The militarization of land management is a familiar feature in the MENA region, and the subject of a comparative article on the role of the military in two Arab Spring countries: Yemen and Egypt. This phenomenon has run parallel to the civilian administration of real estate and has involved notorious disputes over land tenure.

Taking in the wider scope of the African continent, this issue of LT assesses the values at stake for the world’s newest state, South Sudan, where foreign acquisitions of land raise questions about the meaning of self-determination in that context. The land and development dynamics in Ethiopia come under scrutiny in that country’s upcoming Universal Periodic Review by the UN Human Rights Council. As reported from research of HIC-HLRN and Oakland Institute, this issue highlights the human rights consequences of Ethiopia’s “villagization” policy that is transforming forever the lives of land-based communities.

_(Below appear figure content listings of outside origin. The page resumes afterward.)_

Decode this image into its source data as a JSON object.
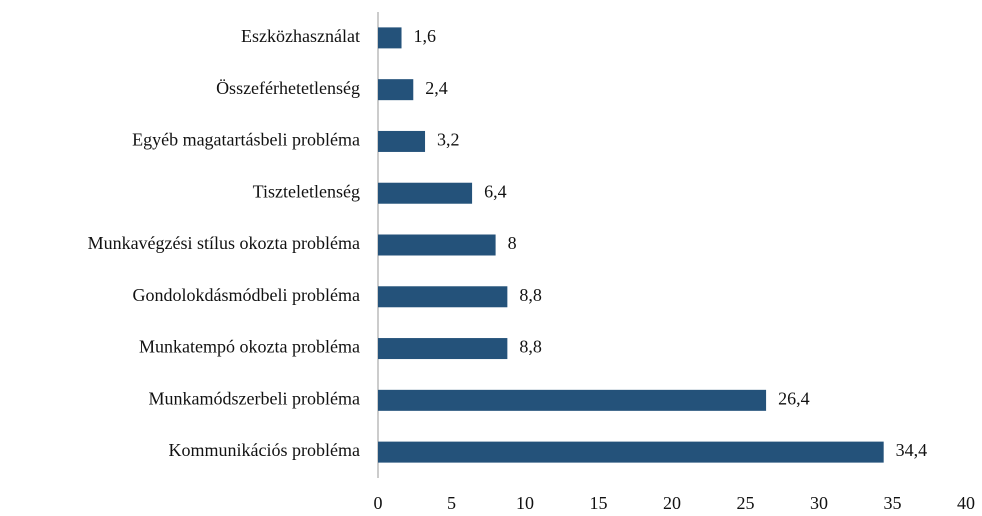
{
  "chart_data": {
    "type": "hbar",
    "categories": [
      "Eszközhasználat",
      "Összeférhetetlenség",
      "Egyéb magatartásbeli probléma",
      "Tiszteletlenség",
      "Munkavégzési stílus okozta probléma",
      "Gondolokdásmódbeli probléma",
      "Munkatempó okozta probléma",
      "Munkamódszerbeli probléma",
      "Kommunikációs probléma"
    ],
    "values": [
      1.6,
      2.4,
      3.2,
      6.4,
      8,
      8.8,
      8.8,
      26.4,
      34.4
    ],
    "value_labels": [
      "1,6",
      "2,4",
      "3,2",
      "6,4",
      "8",
      "8,8",
      "8,8",
      "26,4",
      "34,4"
    ],
    "color": "#24527a",
    "xlim": [
      0,
      40
    ],
    "xticks": [
      0,
      5,
      10,
      15,
      20,
      25,
      30,
      35,
      40
    ]
  }
}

A similar process is the subject of mounting resistance from the Palestinian citizens of Israel in the Naqab region of the country’s south. This time, the developments in applying Israel’s dispossession-and-displacement policy against the Naqab Bedouin community coincides with the Israeli Supreme Court decision reaffirming the privileged status of “Jewish nationality,” which replaces any common citizenship basis for the equal enjoyment of rights within the state.

In the pursuit of good practices in urban governance, HIC-HLRN reports on its contributions to the 4th Congress of United Cities and Local Government (UCLG), which advanced the discourse on the right to the city to the MENA region. In a related development, this Land Times brings you up to date on the proposed global study on the human rights dimensions of municipal government and anticipates outcomes that will help codify the public duties that relate to the local task of upholding human rights.

The progress toward a human rights approach to managing land and natural resources is rarely linear. The course of events and developments reported here bear that out. Nonetheless, this reflection helps us see where we have come, and how.